A pocas horas del inicio del Mundial de fútbol, el gobierno de Claudia Sheinbaum reanuda el diálogo con la Coordinadora Nacional de Trabajadores de la Educación (CNTE) en un intento por evitar la paralización de las festividades programadas para el evento deportivo. Las negociaciones buscan abordar una inconformidad que se ha prolongado por 18 meses, desencadenando una huelga nacional de nueve días.
Los líderes de la CNTE llegaron con la expectativa de recibir nuevas propuestas que puedan dar solución a sus demandas. Yenny Pérez, secretaria general de la Sección 22, enfatizó la necesidad de «respuestas concretas» por parte del gobierno.
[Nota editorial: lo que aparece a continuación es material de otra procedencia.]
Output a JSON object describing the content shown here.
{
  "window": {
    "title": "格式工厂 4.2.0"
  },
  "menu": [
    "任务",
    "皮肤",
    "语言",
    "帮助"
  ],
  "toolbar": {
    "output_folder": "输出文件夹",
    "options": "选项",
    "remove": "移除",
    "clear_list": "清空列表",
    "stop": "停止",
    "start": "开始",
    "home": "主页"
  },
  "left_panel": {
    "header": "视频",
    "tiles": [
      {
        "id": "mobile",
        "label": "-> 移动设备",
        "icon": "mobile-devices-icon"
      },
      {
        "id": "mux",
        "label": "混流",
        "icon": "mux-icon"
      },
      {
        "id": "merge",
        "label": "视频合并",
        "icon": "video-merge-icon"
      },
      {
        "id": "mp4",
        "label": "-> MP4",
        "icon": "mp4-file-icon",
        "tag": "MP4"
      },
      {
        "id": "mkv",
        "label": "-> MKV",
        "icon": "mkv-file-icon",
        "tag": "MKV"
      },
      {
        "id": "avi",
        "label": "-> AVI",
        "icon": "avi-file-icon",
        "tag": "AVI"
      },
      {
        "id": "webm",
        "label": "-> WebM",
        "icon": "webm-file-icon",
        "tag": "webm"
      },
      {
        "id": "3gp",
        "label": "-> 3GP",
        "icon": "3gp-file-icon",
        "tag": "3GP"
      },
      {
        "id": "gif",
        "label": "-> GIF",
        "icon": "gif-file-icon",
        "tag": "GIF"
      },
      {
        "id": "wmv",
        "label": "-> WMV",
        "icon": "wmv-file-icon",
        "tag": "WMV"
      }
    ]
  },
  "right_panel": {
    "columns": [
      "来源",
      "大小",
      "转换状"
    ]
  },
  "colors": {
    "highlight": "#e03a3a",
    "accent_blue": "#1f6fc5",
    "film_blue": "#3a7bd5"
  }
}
La CNTE sostiene que sus exigencias incluyen la abrogación de la Ley Federal del ISSSTE de 2007, así como mejores condiciones laborales y salarios.
En una conferencia de prensa, los representantes de la CNTE dejaron claro que esperan que sea la presidenta Claudia Sheinbaum quien les presente alternativas viables. Según Pérez, la respuesta anterior del gobierno no aborda adecuadamente sus necesidades. Pedro Hernández, secretario general de la Sección Nueve, comparó la situación con un partido de fútbol, expresando que esperan lograr sus objetivos «hasta el último minuto».
A pesar del diálogo, la CNTE tiene programada una movilización que incluirá a diversas organizaciones, incluyendo a madres buscadoras y a padres de los 43 estudiantes desaparecidos, lo que refleja la amplitud de la inconformidad que enfrentan diferentes grupos laborales. Tras la reunión, los maestros realizarán una conferencia de prensa para informar sobre los resultados de las negociaciones.